Bringing a Website Out of the Shadows
If your site can’t get found, it doesn’t matter how good it is.
For your products or services to show up in a Google search, you need to ensure that the search engine is “indexing” your website, effectively storing your information ahead of ranking you against competitive sites. Wiley Efficient Learning’s site performance indicated that it had an indexing problem.
Rebel had the answer: A Site Crawl & Indexation Audit that would help remove the roadblocks.
A Website in the Dark
There are any number of reasons that Google is unable to effectively crawl and index your site. (Indexing is the process Google uses to get information about your site, compare it to others, and then rank it.) Webpages might have keyword, metadata, and status issues, or related signals that create access issues for Googlebot — what Google uses to “crawl” sites for content — resulting in either your site’s content not showing up or rendering the wrong content, giving searchers the dreaded “404 Page Not Found” error. That was the issue for Wiley Efficient Learning — poor indexing was keeping their website off the search radar.
Uncovering the Roadblocks
The only way to truly gauge where the obstacles were – especially given the overall expansiveness of the Wiley site — was through a comprehensive Site Crawl & Indexation Audit process.
The exhaustive exploration included, but was not limited to:
URL statuses across the site. One of the first things we look at when crawling large websites is the spread of response codes that pop up for URLs across the website. These status codes are important because they can determine if and how your website is crawled by Google. While reviewing efficientlearning.com, we found a wide range of status code breakdowns, which has the capability to stop crawling.
Robots.txt files. These are instructions for crawlers, like Googlebot.
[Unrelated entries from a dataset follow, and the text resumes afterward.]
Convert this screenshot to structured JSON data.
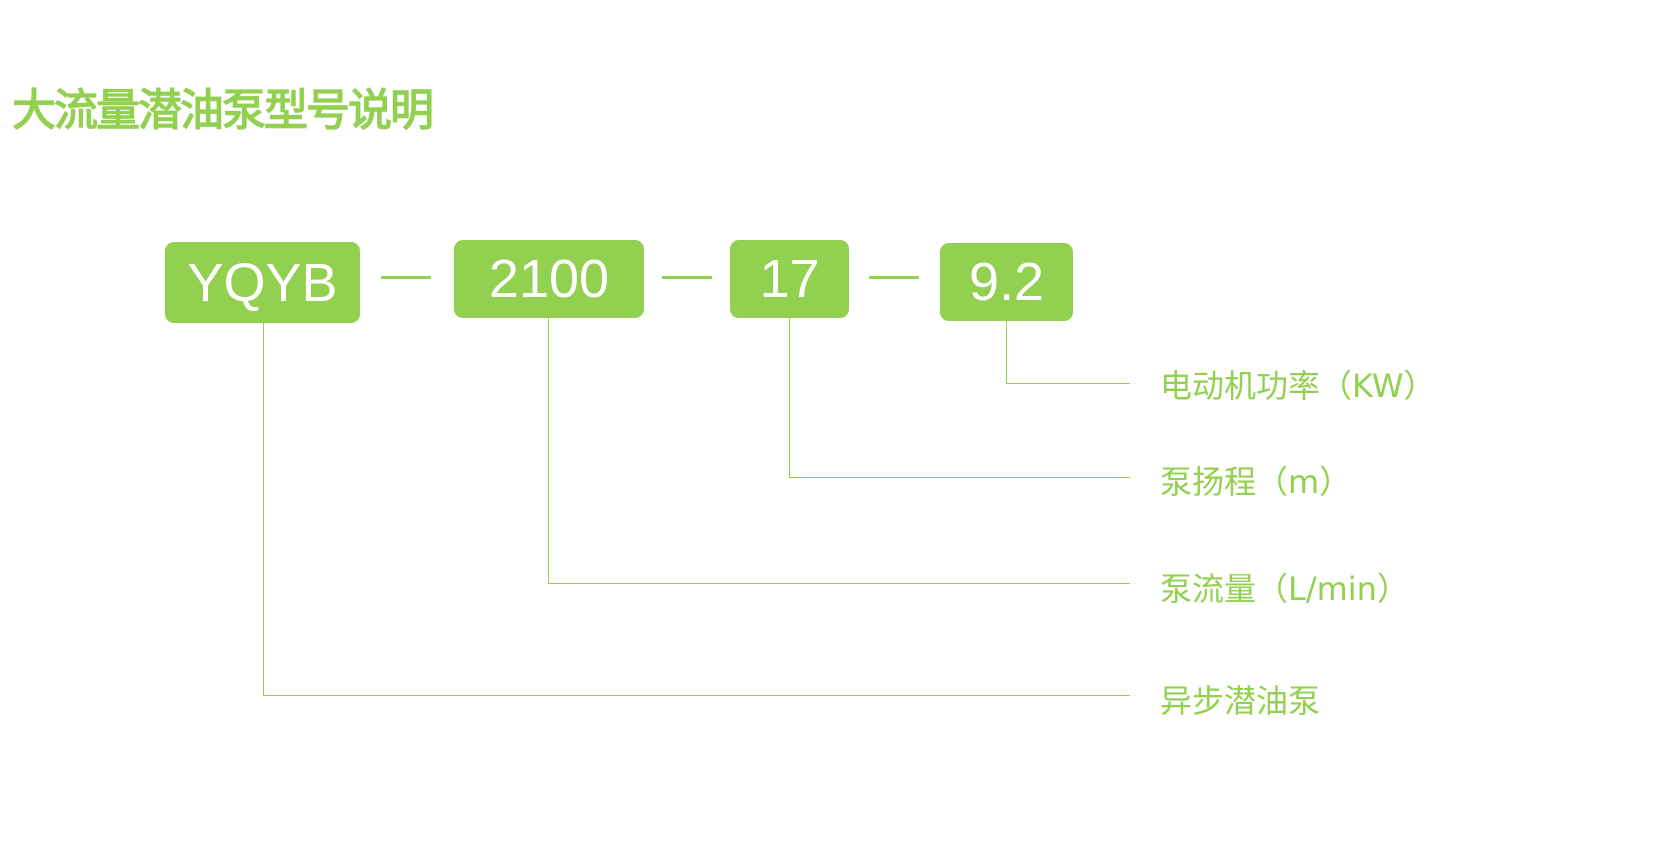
{
  "title": "大流量潜油泵型号说明",
  "accent_color": "#92d050",
  "model_parts": [
    "YQYB",
    "2100",
    "17",
    "9.2"
  ],
  "labels": {
    "power": "电动机功率（KW）",
    "head": "泵扬程（m）",
    "flow": "泵流量（L/min）",
    "type": "异步潜油泵"
  }
}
When crawlers show up to your website to navigate your website, they first encounter your website’s robots.txt file. This file gives crawlers instructions about which pages they are allowed to visit and where your sitemaps are located. For Wiley, we found “broken” robot.txt files resulting in approximately 78 unindexed pages, all of which had valuable content.
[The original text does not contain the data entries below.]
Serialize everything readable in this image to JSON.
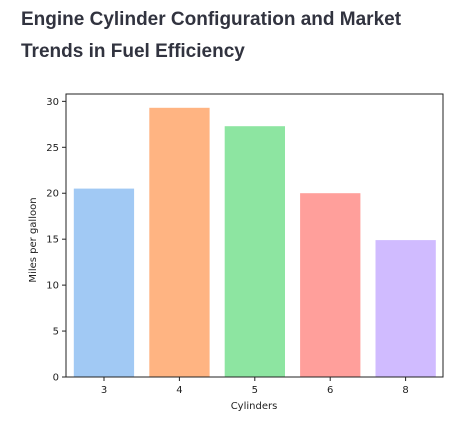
{
  "page": {
    "title": "Engine Cylinder Configuration and Market Trends in Fuel Efficiency"
  },
  "chart_data": {
    "type": "bar",
    "title": "",
    "xlabel": "Cylinders",
    "ylabel": "Miles per galloon",
    "categories": [
      "3",
      "4",
      "5",
      "6",
      "8"
    ],
    "values": [
      20.5,
      29.3,
      27.3,
      20.0,
      14.9
    ],
    "colors": [
      "#a1c9f4",
      "#ffb482",
      "#8de5a1",
      "#ff9f9b",
      "#d0bbff"
    ],
    "ylim": [
      0,
      30.8
    ],
    "yticks": [
      0,
      5,
      10,
      15,
      20,
      25,
      30
    ],
    "grid": false,
    "legend": "none"
  }
}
Sitemaps. Sitemaps are used to tell search engines which of the pages on your site are most important. The rule of thumb is that you want pages only with a 200 status code (a response code that indicates that a request has succeeded) and that exclude pages that cannot be indexed. In Sitemap searching, Rebel found some sitemaps incorrectly redirecting back to the home page, hundreds of URLs excluded from sitemaps or orphaned, and duplicate and non-indexable URLs.
Canonical tags. Canonical tags are used to suggest to Google which URL is the correct version of a page that should be shown in Google. This is helpful when exact or near duplicates of a page exist across the website. For efficientlearning.com, we found 500 missing tags and several non-indexable tags.
The point of the Site Crawl & Indexation Audit is that most of us simply don’t know what we don’t know. The audit uncovered hundreds of “hidden” obstacles to an optimized, Google-friendly Wiley Efficient Learning site.